How many times have you gone to a pension fund or endowment and heard the phrase, “You will have to check with my consultant”, or “If my consultant hasn’t approved you, I will not invest”. Pension consultants are powerful in the money management industry. Without their blessing, it is hard to grow an institutional money management business. There is the assumption by many that they have special investment powers that allow them to conduct due diligence and ferret information on managers that cannot be achieved my most others.

It should be easy to prove their value added. Just look at the managers they pick versus the managers they reject. This should not be much harder to test than determining whether a manager is better than a benchmark. It is just an issue of collecting the information from the consultants and comparing against a set of benchmarks and peer groups. Some have done the work, and the results are available for all to see, (Investment Consultants’ Claims about Their Own Performance: What Lies Beneath? Gordon Cookson, Tim Jenkinson, Howard Jones, and Jose Vicente Martinez)

The answer is that their value added for picking managers is limited. Are their picks harmful? Perhaps not. But, paying them for their secret due diligence performance sauce is not going to get you much. Show them this study and just ask them to prove otherwise.

The study used a database of recommendations from the FCA for UK consultants some of which are the biggest in the world. This database has not been available to the public. The conclusions suggest that the consultant recommendations do not outperform non-recommended managers or benchmarks. These results are inconsistent with the claims of the consultants who show outperformance versus selected grouping for comparison. A close look at the methods used for consultant claims suggest that there may be biases in their methodologies.

This work scratches the surface and needs closer analysis for US recommendations and through using alternative methods for comparison, but the simple conclusion is that performance value-added through consultant manager picks has limited value.

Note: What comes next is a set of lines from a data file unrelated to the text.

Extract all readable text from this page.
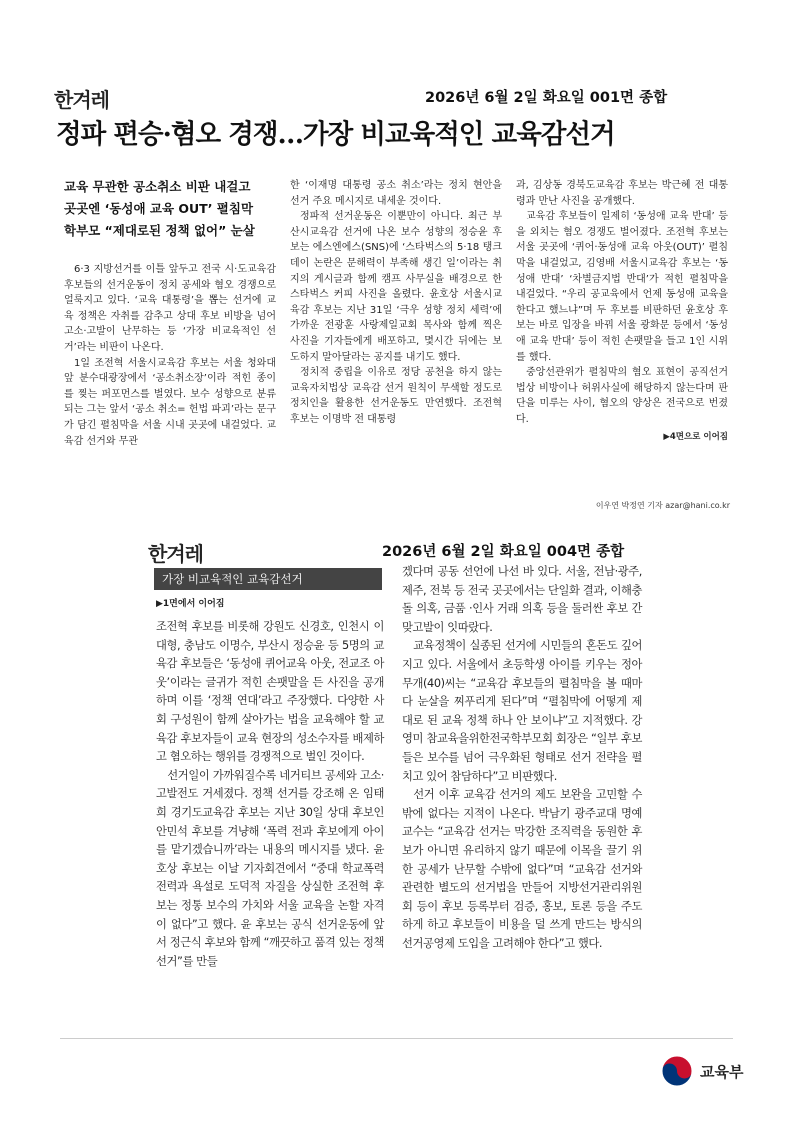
한겨레	2026년 6월 2일 화요일 001면 종합
정파 편승·혐오 경쟁…가장 비교육적인 교육감선거

교육 무관한 공소취소 비판 내걸고

곳곳엔 ‘동성애 교육 OUT’ 펼침막

학부모 “제대로된 정책 없어” 눈살

6·3 지방선거를 이틀 앞두고 전국 시·도교육감 후보들의 선거운동이 정치 공세와 혐오 경쟁으로 얼룩지고 있다. ‘교육 대통령’을 뽑는 선거에 교육 정책은 자취를 감추고 상대 후보 비방을 넘어 고소·고발이 난무하는 등 ‘가장 비교육적인 선거’라는 비판이 나온다.

1일 조전혁 서울시교육감 후보는 서울 청와대 앞 분수대광장에서 ‘공소취소장’이라 적힌 종이를 찢는 퍼포먼스를 벌였다. 보수 성향으로 분류되는 그는 앞서 ‘공소 취소= 헌법 파괴’라는 문구가 담긴 펼침막을 서울 시내 곳곳에 내걸었다. 교육감 선거와 무관

한 ‘이재명 대통령 공소 취소’라는 정치 현안을 선거 주요 메시지로 내세운 것이다.

정파적 선거운동은 이뿐만이 아니다. 최근 부산시교육감 선거에 나온 보수 성향의 정승윤 후보는 에스엔에스(SNS)에 ‘스타벅스의 5·18 탱크데이 논란은 문해력이 부족해 생긴 일’이라는 취지의 게시글과 함께 캠프 사무실을 배경으로 한 스타벅스 커피 사진을 올렸다. 윤호상 서울시교육감 후보는 지난 31일 ‘극우 성향 정치 세력’에 가까운 전광훈 사랑제일교회 목사와 함께 찍은 사진을 기자들에게 배포하고, 몇시간 뒤에는 보도하지 말아달라는 공지를 내기도 했다.

정치적 중립을 이유로 정당 공천을 하지 않는 교육자치법상 교육감 선거 원칙이 무색할 정도로 정치인을 활용한 선거운동도 만연했다. 조전혁 후보는 이명박 전 대통령

과, 김상동 경북도교육감 후보는 박근혜 전 대통령과 만난 사진을 공개했다.

교육감 후보들이 일제히 ‘동성애 교육 반대’ 등을 외치는 혐오 경쟁도 벌어졌다. 조전혁 후보는 서울 곳곳에 ‘퀴어·동성애 교육 아웃(OUT)’ 펼침막을 내걸었고, 김영배 서울시교육감 후보는 ‘동성애 반대’ ‘차별금지법 반대’가 적힌 펼침막을 내걸었다. “우리 공교육에서 언제 동성애 교육을 한다고 했느냐”며 두 후보를 비판하던 윤호상 후보는 바로 입장을 바꿔 서울 광화문 등에서 ‘동성애 교육 반대’ 등이 적힌 손팻말을 들고 1인 시위를 했다.

중앙선관위가 펼침막의 혐오 표현이 공직선거법상 비방이나 허위사실에 해당하지 않는다며 판단을 미루는 사이, 혐오의 양상은 전국으로 번졌다.

▶4면으로 이어짐
이우연 박정연 기자 azar@hani.co.kr
한겨레	2026년 6월 2일 화요일 004면 종합
가장 비교육적인 교육감선거
▶1면에서 이어짐

조전혁 후보를 비롯해 강원도 신경호, 인천시 이대형, 충남도 이명수, 부산시 정승윤 등 5명의 교육감 후보들은 ‘동성애 퀴어교육 아웃, 전교조 아웃’이라는 글귀가 적힌 손팻말을 든 사진을 공개하며 이를 ‘정책 연대’라고 주장했다. 다양한 사회 구성원이 함께 살아가는 법을 교육해야 할 교육감 후보자들이 교육 현장의 성소수자를 배제하고 혐오하는 행위를 경쟁적으로 벌인 것이다.

선거일이 가까워질수록 네거티브 공세와 고소·고발전도 거세졌다. 정책 선거를 강조해 온 임태희 경기도교육감 후보는 지난 30일 상대 후보인 안민석 후보를 겨냥해 ‘폭력 전과 후보에게 아이를 맡기겠습니까’라는 내용의 메시지를 냈다. 윤호상 후보는 이날 기자회견에서 “중대 학교폭력 전력과 욕설로 도덕적 자질을 상실한 조전혁 후보는 정통 보수의 가치와 서울 교육을 논할 자격이 없다”고 했다. 윤 후보는 공식 선거운동에 앞서 정근식 후보와 함께 “깨끗하고 품격 있는 정책 선거”를 만들

겠다며 공동 선언에 나선 바 있다. 서울, 전남·광주, 제주, 전북 등 전국 곳곳에서는 단일화 결과, 이해충돌 의혹, 금품 ·인사 거래 의혹 등을 둘러싼 후보 간 맞고발이 잇따랐다.

교육정책이 실종된 선거에 시민들의 혼돈도 깊어지고 있다. 서울에서 초등학생 아이를 키우는 정아무개(40)씨는 “교육감 후보들의 펼침막을 볼 때마다 눈살을 찌푸리게 된다”며 “펼침막에 어떻게 제대로 된 교육 정책 하나 안 보이냐”고 지적했다. 강영미 참교육을위한전국학부모회 회장은 “일부 후보들은 보수를 넘어 극우화된 형태로 선거 전략을 펼치고 있어 참담하다”고 비판했다.

선거 이후 교육감 선거의 제도 보완을 고민할 수밖에 없다는 지적이 나온다. 박남기 광주교대 명예교수는 “교육감 선거는 막강한 조직력을 동원한 후보가 아니면 유리하지 않기 때문에 이목을 끌기 위한 공세가 난무할 수밖에 없다”며 “교육감 선거와 관련한 별도의 선거법을 만들어 지방선거관리위원회 등이 후보 등록부터 검증, 홍보, 토론 등을 주도하게 하고 후보들이 비용을 덜 쓰게 만드는 방식의 선거공영제 도입을 고려해야 한다”고 했다.

교육부
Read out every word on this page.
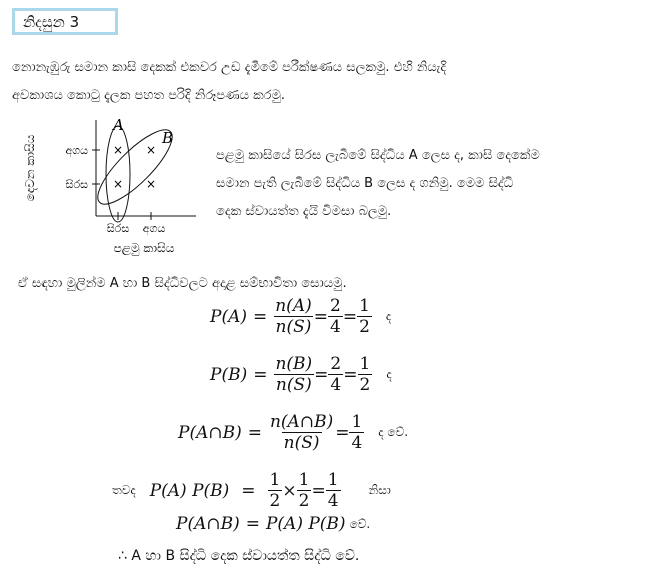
නිදසුන 3
නොනැඹුරු සමාන කාසි දෙකක් එකවර උඩ දැමීමේ පරීක්ෂණය සලකමු. එහි නියැදි
අවකාශය කොටු දැලක පහත පරිදි නිරූපණය කරමු.
A
B
× ×
× ×
අගය
සිරස
සිරස අගය
පළමු කාසිය
දෙවන කාසිය	පළමු කාසියේ සිරස ලැබීමේ සිද්ධිය A ලෙස ද, කාසි දෙකේම
සමාන පැති ලැබීමේ සිද්ධිය B ලෙස ද ගනිමු. මෙම සිද්ධි
දෙක ස්වායත්ත දැයි විමසා බලමු.
ඒ සඳහා මුලින්ම A හා B සිද්ධිවලට අදාළ සම්භාවිතා සොයමු.
$P(A) = \frac{n(A)}{n(S)} = \frac{2}{4} = \frac{1}{2}$ ද
$P(B) = \frac{n(B)}{n(S)} = \frac{2}{4} = \frac{1}{2}$ ද
P(A∩B) = $\frac{n(A\cap B)}{n(S)} = \frac{1}{4}$ ද වේ.
තවද P(A) $P(B) = \frac{1}{2} \times \frac{1}{2} = \frac{1}{4}$ නිසා
P(A∩B) = P(A) P(B) වේ.
∴ A හා B සිද්ධි දෙක ස්වායත්ත සිද්ධි වේ.
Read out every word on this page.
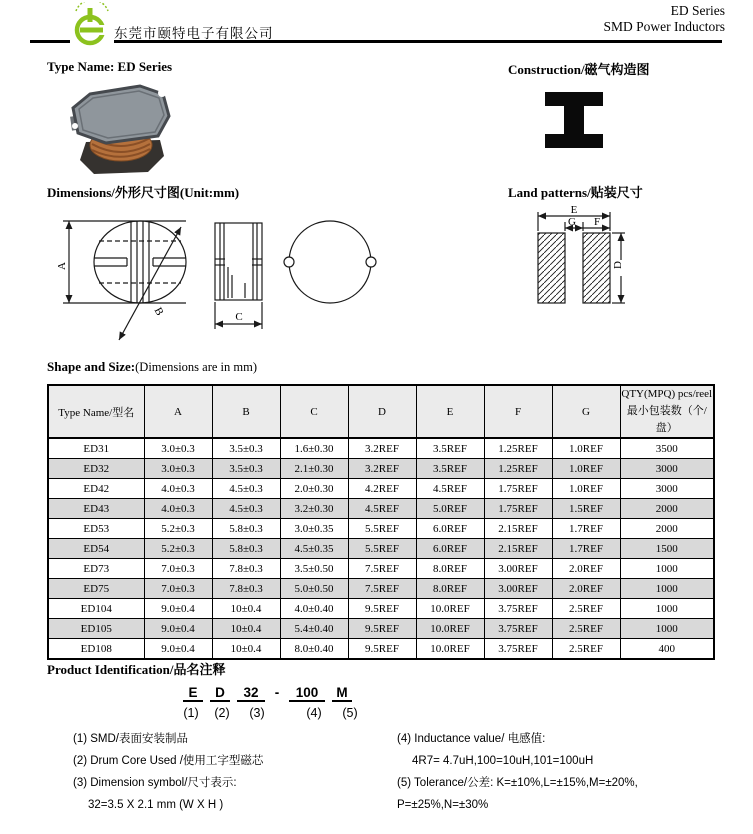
东莞市颐特电子有限公司
ED Series
SMD Power Inductors
Type Name: ED Series	Construction/磁气构造图
Dimensions/外形尺寸图(Unit:mm)	Land patterns/贴装尺寸
A
B	C
E
G F
D
Shape and Size:(Dimensions are in mm)
Type Name/型名	A	B	C	D	E	F	G	QTY(MPQ) pcs/reel
最小包装数（个/盘）

ED31	3.0±0.3	3.5±0.3	1.6±0.30	3.2REF	3.5REF	1.25REF	1.0REF	3500
ED32	3.0±0.3	3.5±0.3	2.1±0.30	3.2REF	3.5REF	1.25REF	1.0REF	3000
ED42	4.0±0.3	4.5±0.3	2.0±0.30	4.2REF	4.5REF	1.75REF	1.0REF	3000
ED43	4.0±0.3	4.5±0.3	3.2±0.30	4.5REF	5.0REF	1.75REF	1.5REF	2000
ED53	5.2±0.3	5.8±0.3	3.0±0.35	5.5REF	6.0REF	2.15REF	1.7REF	2000
ED54	5.2±0.3	5.8±0.3	4.5±0.35	5.5REF	6.0REF	2.15REF	1.7REF	1500
ED73	7.0±0.3	7.8±0.3	3.5±0.50	7.5REF	8.0REF	3.00REF	2.0REF	1000
ED75	7.0±0.3	7.8±0.3	5.0±0.50	7.5REF	8.0REF	3.00REF	2.0REF	1000
ED104	9.0±0.4	10±0.4	4.0±0.40	9.5REF	10.0REF	3.75REF	2.5REF	1000
ED105	9.0±0.4	10±0.4	5.4±0.40	9.5REF	10.0REF	3.75REF	2.5REF	1000
ED108	9.0±0.4	10±0.4	8.0±0.40	9.5REF	10.0REF	3.75REF	2.5REF	400
Product Identification/品名注释
E	D	32	-	100	M
(1)	(2)	(3)	(4)	(5)
(1) SMD/表面安装制品
(2) Drum Core Used /使用工字型磁芯
(3) Dimension symbol/尺寸表示:
32=3.5 X 2.1 mm (W X H )
(4) Inductance value/ 电感值:
4R7= 4.7uH,100=10uH,101=100uH
(5) Tolerance/公差: K=±10%,L=±15%,M=±20%,
P=±25%,N=±30%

Do consultants provide other value-added services? Helping with standardization of practices, doing operational due diligence and background checks, helping with performance benchmarking, forming strategic allocations, and providing data on sets of managers are all useful services. But, pensions may want to be more suspect with respect to using their picks for finding the best performing managers. Savvy pensions may have known this for years, but buyers beware.